Pain is a great teacher and is sometimes necessary for us to grow.

One of my greatest hopes as a dad is that my kids will avoid some of the pain I’ve endured. I want to teach them so they don’t repeat the mistakes I’ve made and feel their sting. But pain is a great teacher and is sometimes necessary for us to grow. Sometimes we need to let our kids feel the natural consequences of their actions. Here are 5 signs your kids will need to have life lessons learned the hard way.

1. They ignore advice.

I was joking with a coworker the other day and told her she could ignore my advice. She told me she never ignores my advice, even when she’s throwing it in the trash. I wasn’t offended in the slightest. That’s what we should do with all advice. It doesn’t need to be followed, but always should be considered. This is especially true if the advice is given by someone with experience. If your kids ignore your advice, they are probably choosing the painful road to learning.

2. They repeat the same mistakes over and over.

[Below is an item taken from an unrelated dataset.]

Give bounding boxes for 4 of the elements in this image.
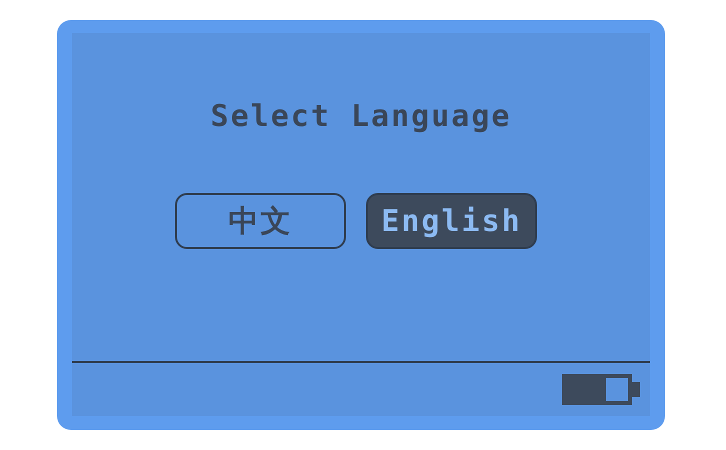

I love my daughter. She’s one of the most compliant kids a dad could ever ask for, but her Achilles heel is creating messes—messes so bad you can’t even walk in her room. It routinely takes her painstaking and tear-filled hours to clean. I’ve tried to teach her every way I can think of to avoid the pain of long clean-ups but to no avail. If a child makes the same mistakes over and over, hopefully he or she will finally get tired enough of the pain to make a change.

3. They surround themselves with bad influences.

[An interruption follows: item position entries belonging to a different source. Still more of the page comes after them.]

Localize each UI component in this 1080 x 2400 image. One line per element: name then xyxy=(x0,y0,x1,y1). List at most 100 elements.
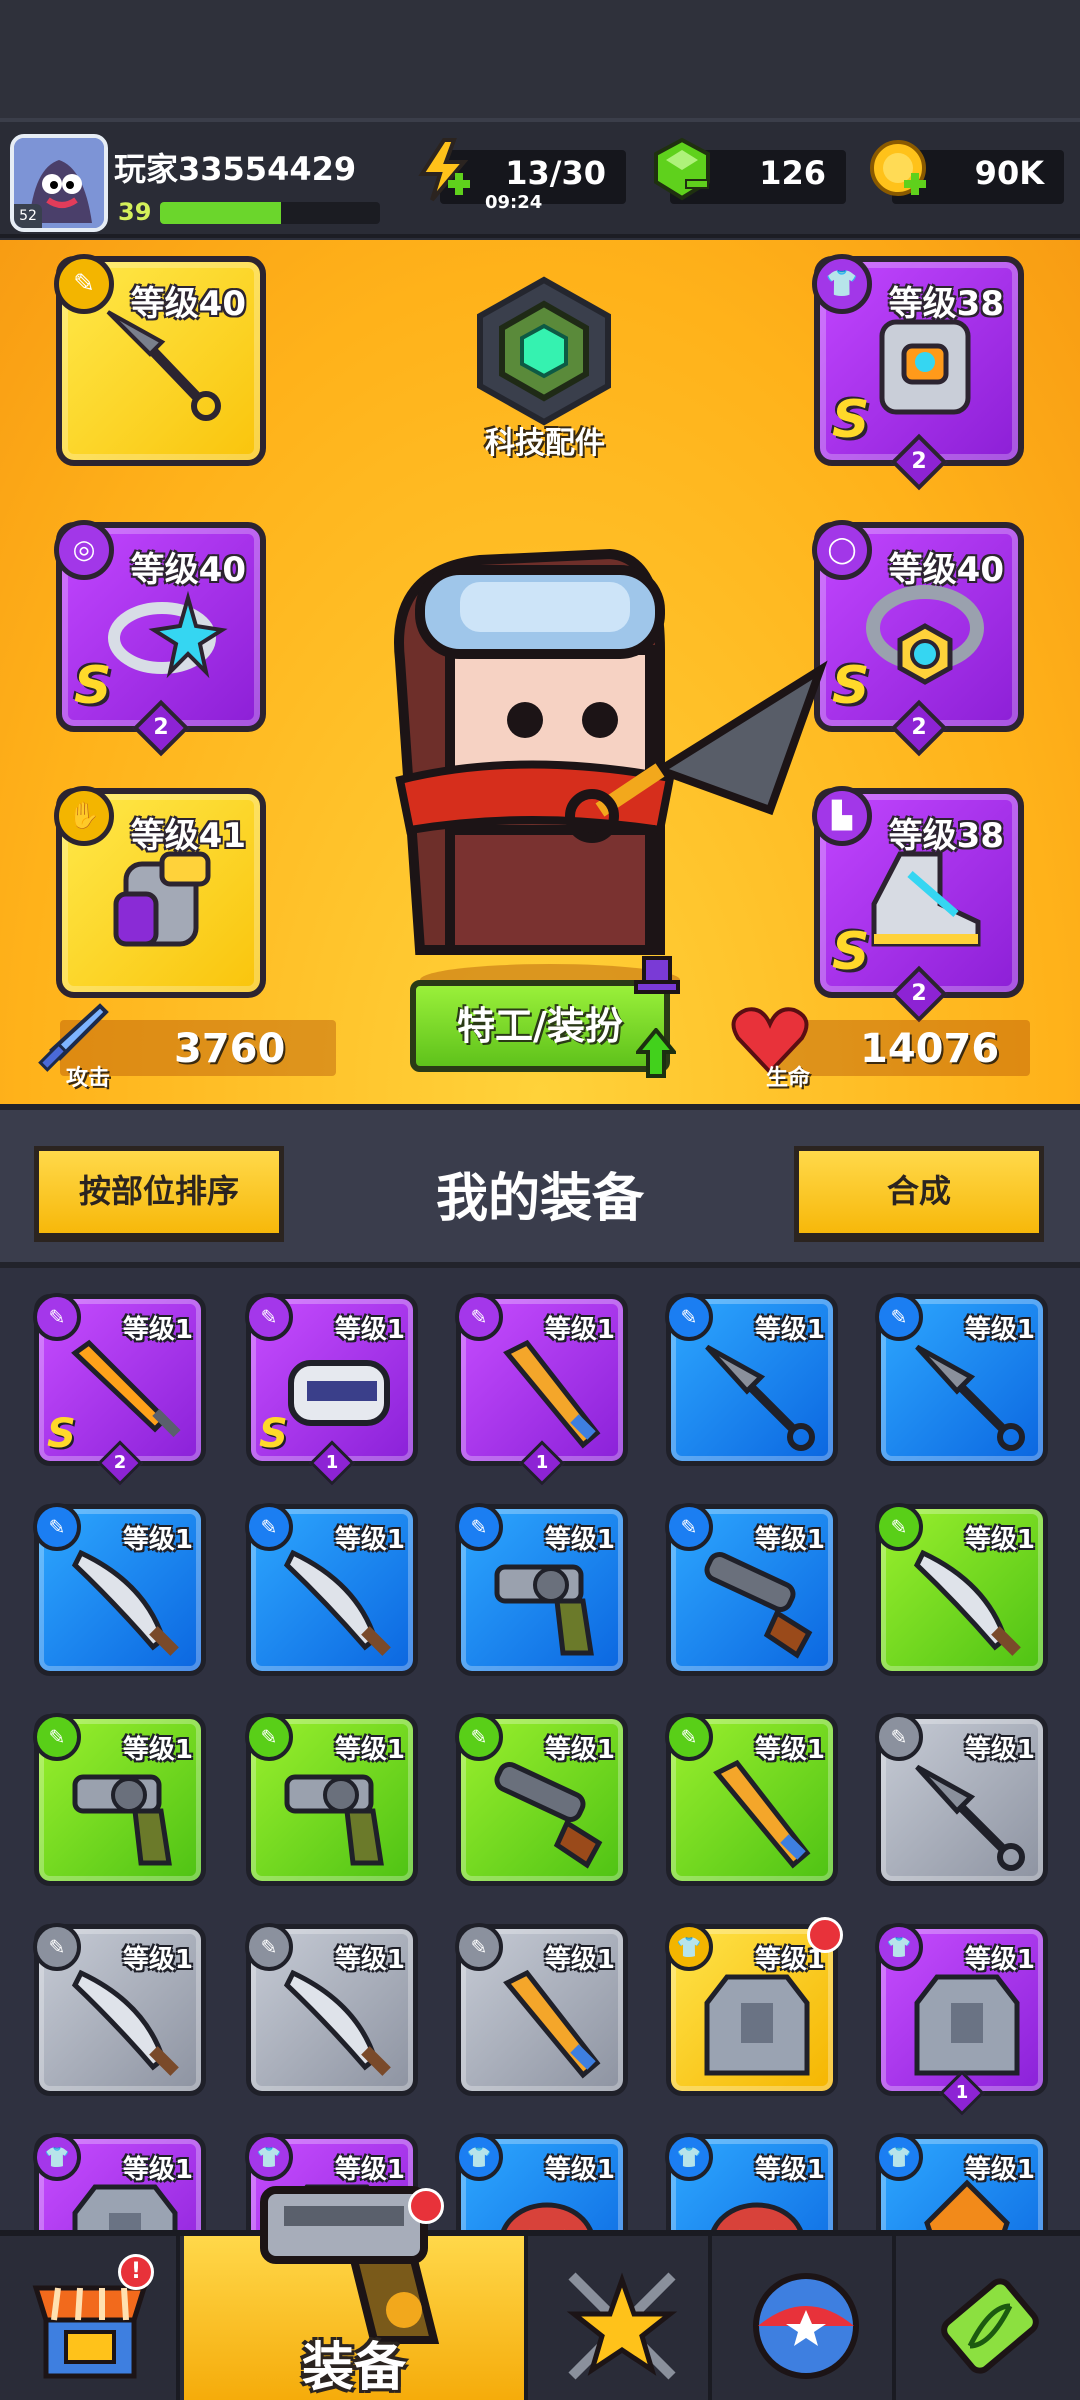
gold-value: 90K xyxy=(974,154,1044,192)
xp-bar xyxy=(160,202,380,224)
bat-icon xyxy=(713,1759,811,1869)
equipment-alert-dot xyxy=(408,2188,444,2224)
inventory-item[interactable]: 👕 等级1 1 xyxy=(875,1923,1048,2116)
inventory-item[interactable]: ✎ 等级1 xyxy=(33,1503,206,1676)
knife-icon xyxy=(283,1549,391,1656)
nav-dna[interactable] xyxy=(900,2236,1080,2400)
inventory-item[interactable]: ✎ 等级1 xyxy=(665,1503,838,1676)
xp-bar-fill xyxy=(160,202,281,224)
knife-icon xyxy=(913,1549,1021,1656)
inventory-item[interactable]: ✎ 等级1 xyxy=(33,1923,206,2096)
shop-icon xyxy=(32,2285,148,2379)
nav-shop[interactable]: ! xyxy=(0,2236,180,2400)
nav-equipment-label: 装备 xyxy=(301,2338,406,2398)
stack-count: 2 xyxy=(890,433,948,491)
energy-timer: 09:24 xyxy=(485,192,543,213)
inventory-item[interactable]: ✎ 等级1 xyxy=(245,1503,418,1676)
vest-icon xyxy=(914,1974,1020,2076)
inventory-item[interactable]: 👕 等级1 xyxy=(875,2133,1048,2230)
inventory-item[interactable]: 👕 等级1 xyxy=(33,2133,206,2230)
inventory-title: 我的装备 xyxy=(435,1169,644,1229)
knife-icon xyxy=(283,1969,391,2076)
equip-slot-ring[interactable]: ◎ 等级40 S 2 xyxy=(54,520,266,757)
rank-letter: S xyxy=(259,1411,288,1457)
star-ring-icon xyxy=(108,590,228,679)
hero-equipment-panel: ✎ 等级40 ◎ 等级40 S 2 ✋ 等级41 👕 等级38 S 2 ◯ 等级… xyxy=(0,240,1080,1104)
inventory-header: 按部位排序 我的装备 合成 xyxy=(0,1104,1080,1268)
inventory-item[interactable]: ✎ 等级1 xyxy=(455,1923,628,2096)
rank-letter: S xyxy=(832,390,870,450)
inventory-item[interactable]: 👕 等级1 xyxy=(455,2133,628,2230)
inventory-item[interactable]: ✎ 等级1 xyxy=(245,1923,418,2096)
inventory-item[interactable]: ✎ 等级1 1 xyxy=(455,1293,628,1486)
merge-button[interactable]: 合成 xyxy=(794,1146,1044,1242)
sneaker-icon xyxy=(871,851,981,947)
bottom-nav: ! 装备 xyxy=(0,2186,1080,2400)
shotgun-icon xyxy=(494,1761,603,1869)
gauntlet-icon xyxy=(113,851,211,947)
player-header: 52 玩家33554429 39 13/30 09:24 126 90K xyxy=(0,118,1080,238)
status-bar xyxy=(0,0,1080,118)
avatar[interactable]: 52 xyxy=(10,134,108,232)
equip-slot-boots[interactable]: ▙ 等级38 S 2 xyxy=(812,786,1024,1023)
gacha-icon xyxy=(753,2273,859,2379)
hat-icon xyxy=(634,956,680,994)
gold-coin-icon xyxy=(870,140,926,196)
mech-armor-icon xyxy=(879,319,971,415)
crystal-icon xyxy=(924,2179,1010,2230)
inventory-grid: ✎ 等级1 S 2 ✎ 等级1 S 1 ✎ 等级1 1 ✎ 等级1 ✎ 等级1 ✎ 等级1 ✎ 等级1 ✎ 等级1 ✎ 等级… xyxy=(0,1268,1080,2230)
battle-icon xyxy=(566,2272,678,2380)
inventory-item[interactable]: ✎ 等级1 S 2 xyxy=(33,1293,206,1486)
new-item-dot xyxy=(807,1917,843,1953)
knife-icon xyxy=(71,1969,179,2076)
inventory-item[interactable]: ✎ 等级1 xyxy=(455,1713,628,1886)
shotgun-icon xyxy=(704,1551,813,1659)
gem-icon xyxy=(654,137,710,201)
inventory-item[interactable]: ✎ 等级1 xyxy=(33,1713,206,1886)
inventory-item[interactable]: ✎ 等级1 xyxy=(245,1713,418,1886)
upgrade-arrow-icon xyxy=(636,1028,676,1078)
app-root: 52 玩家33554429 39 13/30 09:24 126 90K ✎ 等… xyxy=(0,0,1080,2400)
inventory-item[interactable]: ✎ 等级1 xyxy=(875,1503,1048,1676)
energy-icon xyxy=(418,138,470,202)
vest-icon xyxy=(704,1974,810,2076)
inventory-item[interactable]: ✎ 等级1 S 1 xyxy=(245,1293,418,1486)
hp-label: 生命 xyxy=(766,1066,811,1091)
inventory-item[interactable]: ✎ 等级1 xyxy=(665,1293,838,1466)
nav-gacha[interactable] xyxy=(716,2236,896,2400)
equip-slot-necklace[interactable]: ◯ 等级40 S 2 xyxy=(812,520,1024,757)
sort-by-slot-button[interactable]: 按部位排序 xyxy=(34,1146,284,1242)
tech-accessory-button[interactable] xyxy=(474,276,614,426)
kunai-icon xyxy=(915,1764,1025,1871)
kunai-icon xyxy=(705,1344,815,1451)
hp-value: 14076 xyxy=(860,1026,1000,1072)
inventory-item[interactable]: ✎ 等级1 xyxy=(875,1713,1048,1886)
bat-icon xyxy=(503,1339,601,1449)
nav-equipment[interactable]: 装备 xyxy=(184,2186,528,2400)
collar-icon xyxy=(866,585,984,685)
stack-count: 2 xyxy=(132,699,190,757)
vest-icon xyxy=(72,2184,178,2230)
bat-icon xyxy=(503,1969,601,2079)
revolver-icon xyxy=(72,1774,172,1866)
agent-costume-button[interactable]: 特工/装扮 xyxy=(410,980,670,1072)
knife-icon xyxy=(71,1549,179,1656)
inventory-item[interactable]: 👕 等级1 xyxy=(665,2133,838,2230)
bag-icon xyxy=(501,2202,593,2230)
nav-battle[interactable] xyxy=(532,2236,712,2400)
player-name: 玩家33554429 xyxy=(114,150,357,188)
inventory-item[interactable]: 👕 等级1 xyxy=(665,1917,843,2096)
energy-value: 13/30 xyxy=(505,154,606,192)
inventory-item[interactable]: ✎ 等级1 xyxy=(455,1503,628,1676)
shop-alert-badge: ! xyxy=(118,2254,154,2290)
inventory-item[interactable]: ✎ 等级1 xyxy=(875,1293,1048,1466)
equip-slot-glove[interactable]: ✋ 等级41 xyxy=(54,786,266,998)
revolver-icon xyxy=(494,1564,594,1656)
equip-slot-weapon[interactable]: ✎ 等级40 xyxy=(54,254,266,466)
stack-count: 2 xyxy=(890,965,948,1023)
attack-label: 攻击 xyxy=(66,1066,111,1091)
gem-value: 126 xyxy=(759,154,826,192)
kunai-icon xyxy=(915,1344,1025,1451)
equip-slot-armor[interactable]: 👕 等级38 S 2 xyxy=(812,254,1024,491)
inventory-item[interactable]: ✎ 等级1 xyxy=(665,1713,838,1886)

You eventually become what you surround yourself with. Bad influences will lead us to make poor decisions and live with increased stress and drama. If your kids won’t listen to your warnings, they’ll suffer the pain and exhaustion of these influences. Whatever you do, don’t cut them off or heap shame on them. You don’t want to damage your relationship, especially if and when they finally come to their senses.

4. They consistently take unnecessary risks.

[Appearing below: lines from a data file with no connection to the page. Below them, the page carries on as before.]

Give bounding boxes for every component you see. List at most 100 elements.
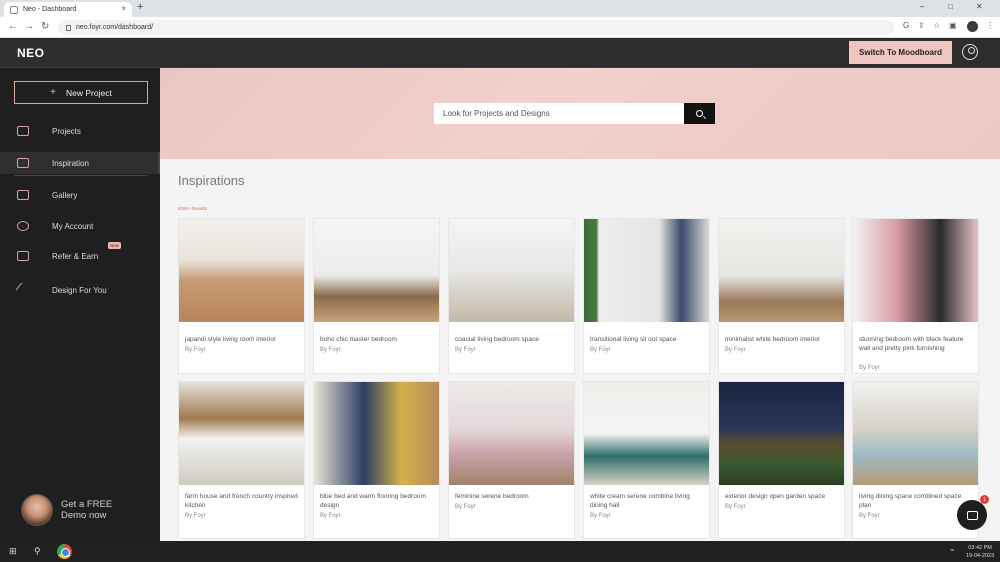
card-author: By Foyr	[455, 347, 476, 353]
search-icon[interactable]: ⚲	[34, 546, 41, 557]
plus-icon: +	[50, 87, 56, 98]
inspiration-card[interactable]: boho chic master bedroom By Foyr	[313, 218, 440, 374]
menu-dots-icon[interactable]: ⋮	[986, 21, 994, 30]
hero-banner: Look for Projects and Designs	[160, 68, 1000, 159]
sidebar-toggle-icon[interactable]: ▣	[949, 21, 957, 30]
design-thumbnail[interactable]	[314, 219, 439, 322]
user-icon	[17, 221, 29, 231]
forward-icon[interactable]: →	[24, 21, 34, 32]
design-thumbnail[interactable]	[584, 382, 709, 485]
back-icon[interactable]: ←	[8, 21, 18, 32]
inspiration-card[interactable]: exterior design open garden space By Foyr	[718, 381, 845, 539]
minimize-button[interactable]: –	[920, 2, 924, 11]
card-title: blue bed and warm flooring bedroom desig…	[320, 493, 426, 509]
card-title: minimalist white bedroom interior	[725, 336, 821, 343]
card-author: By Foyr	[320, 513, 341, 519]
address-bar[interactable]: neo.foyr.com/dashboard/	[58, 20, 894, 35]
user-account-icon[interactable]	[962, 44, 978, 60]
design-thumbnail[interactable]	[584, 219, 709, 322]
sidebar: + New Project Projects Inspiration Galle…	[0, 68, 160, 541]
sidebar-item-refer-earn[interactable]: Refer & Earn New	[0, 242, 160, 267]
card-author: By Foyr	[590, 347, 611, 353]
design-thumbnail[interactable]	[449, 382, 574, 485]
windows-start-icon[interactable]: ⊞	[9, 546, 17, 557]
card-author: By Foyr	[725, 504, 746, 510]
card-author: By Foyr	[185, 347, 206, 353]
close-tab-icon[interactable]: ×	[121, 4, 126, 13]
sidebar-item-projects[interactable]: Projects	[0, 120, 160, 142]
card-title: stunning bedroom with black feature wall…	[859, 336, 964, 352]
system-clock[interactable]: 03:42 PM 19-04-2023	[966, 544, 994, 560]
tab-title: Neo - Dashboard	[23, 6, 77, 13]
sidebar-item-my-account[interactable]: My Account	[0, 215, 160, 237]
sidebar-item-label: Gallery	[52, 190, 78, 200]
design-thumbnail[interactable]	[853, 382, 978, 485]
demo-text: Get a FREE Demo now	[61, 499, 112, 521]
inspiration-card[interactable]: feminine serene bedroom By Foyr	[448, 381, 575, 539]
card-title: white cream serene combine living dining…	[590, 493, 690, 509]
browser-profile-avatar[interactable]	[967, 21, 978, 32]
card-author: By Foyr	[859, 365, 880, 371]
sidebar-item-label: Design For You	[52, 285, 107, 295]
switch-to-moodboard-button[interactable]: Switch To Moodboard	[849, 41, 952, 64]
new-project-button[interactable]: + New Project	[14, 81, 148, 104]
sidebar-item-label: Inspiration	[52, 158, 89, 168]
inspiration-card[interactable]: transitional living sit out space By Foyr	[583, 218, 710, 374]
free-demo-promo[interactable]: Get a FREE Demo now	[21, 493, 112, 527]
sidebar-item-design-for-you[interactable]: Design For You	[0, 279, 160, 301]
folder-icon	[17, 126, 29, 136]
star-icon[interactable]: ☆	[933, 21, 940, 30]
google-icon[interactable]: G	[903, 21, 909, 30]
chat-notification-badge: 1	[980, 495, 989, 504]
inspiration-card[interactable]: white cream serene combine living dining…	[583, 381, 710, 539]
demo-line-2: Demo now	[61, 510, 107, 521]
card-author: By Foyr	[320, 347, 341, 353]
search-button[interactable]	[684, 103, 715, 124]
chrome-icon[interactable]	[57, 544, 72, 559]
new-badge: New	[108, 242, 122, 249]
card-author: By Foyr	[725, 347, 746, 353]
inspiration-card[interactable]: farm house and french country inspired k…	[178, 381, 305, 539]
browser-tab-strip: Neo - Dashboard × + – □ ✕	[0, 0, 1000, 17]
chat-button[interactable]	[957, 500, 987, 530]
reload-icon[interactable]: ↻	[41, 21, 49, 32]
design-thumbnail[interactable]	[449, 219, 574, 322]
search-icon	[696, 110, 703, 117]
maximize-button[interactable]: □	[948, 2, 953, 11]
design-thumbnail[interactable]	[314, 382, 439, 485]
inspiration-card[interactable]: coastal living bedroom space By Foyr	[448, 218, 575, 374]
favicon-icon	[10, 5, 18, 14]
sidebar-item-label: Projects	[52, 126, 81, 136]
card-author: By Foyr	[590, 513, 611, 519]
book-icon	[17, 158, 29, 168]
url-text: neo.foyr.com/dashboard/	[76, 24, 154, 31]
crown-icon	[17, 251, 29, 261]
card-title: transitional living sit out space	[590, 336, 677, 343]
close-window-button[interactable]: ✕	[976, 2, 983, 11]
inspiration-card[interactable]: stunning bedroom with black feature wall…	[852, 218, 979, 374]
results-count: 6150+ Results	[178, 206, 207, 211]
inspiration-card[interactable]: minimalist white bedroom interior By Foyr	[718, 218, 845, 374]
gallery-icon	[17, 190, 29, 200]
page-title: Inspirations	[178, 173, 245, 188]
design-thumbnail[interactable]	[179, 219, 304, 322]
search-input[interactable]: Look for Projects and Designs	[434, 103, 685, 124]
new-tab-button[interactable]: +	[137, 1, 143, 13]
clock-date: 19-04-2023	[966, 553, 995, 559]
design-thumbnail[interactable]	[853, 219, 978, 322]
app-logo[interactable]: NEO	[17, 46, 45, 60]
sidebar-item-gallery[interactable]: Gallery	[0, 184, 160, 206]
card-title: living dining space combined space plan	[859, 493, 962, 509]
card-author: By Foyr	[455, 504, 476, 510]
avatar	[21, 494, 53, 526]
design-thumbnail[interactable]	[719, 382, 844, 485]
share-icon[interactable]: ⇪	[918, 21, 925, 30]
divider	[14, 175, 147, 176]
browser-tab[interactable]: Neo - Dashboard ×	[4, 2, 132, 17]
inspiration-card[interactable]: blue bed and warm flooring bedroom desig…	[313, 381, 440, 539]
design-thumbnail[interactable]	[179, 382, 304, 485]
sidebar-item-inspiration[interactable]: Inspiration	[0, 152, 160, 174]
design-thumbnail[interactable]	[719, 219, 844, 322]
network-icon[interactable]: ⌁	[950, 546, 954, 554]
inspiration-card[interactable]: japandi style living room interior By Foy…	[178, 218, 305, 374]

The easiest soldiers to send to the front lines are teenagers. Their ability to see the consequences of risk is limited. That’s why we need to help them forecast it. Then there are those who are risk junkies. It’s like a drug to them, making them feel exhilarated and alive. For those kids, we need to find healthy outlets of risk and adventure that have lower rates of consequences like white water rafting, hiking, and rock climbing. When our kids take unnecessary risks, the potential for disaster is too great to let it work itself out.

5. They lie.

I once read something that said that “the worst part of lying is when you get caught.” I disagree. The worst part of lying is when you get away with it. It teaches you that you can enter into destructive behavior and then cover it up. Ultimately, our character and integrity suffer, which negatively impacts our lives in every way, from our careers to our relationships. In our house, lying receives the most difficult disciplinary actions because there is so much at risk. Do whatever you can to help them avoid the hard way with this one.

Sound off: What are some other possible signs that kids need some life lessons learned the hard way?

Huddle up with your kids and ask, “Which way would you rather learn: by the consequences I choose for you or by natural consequences?”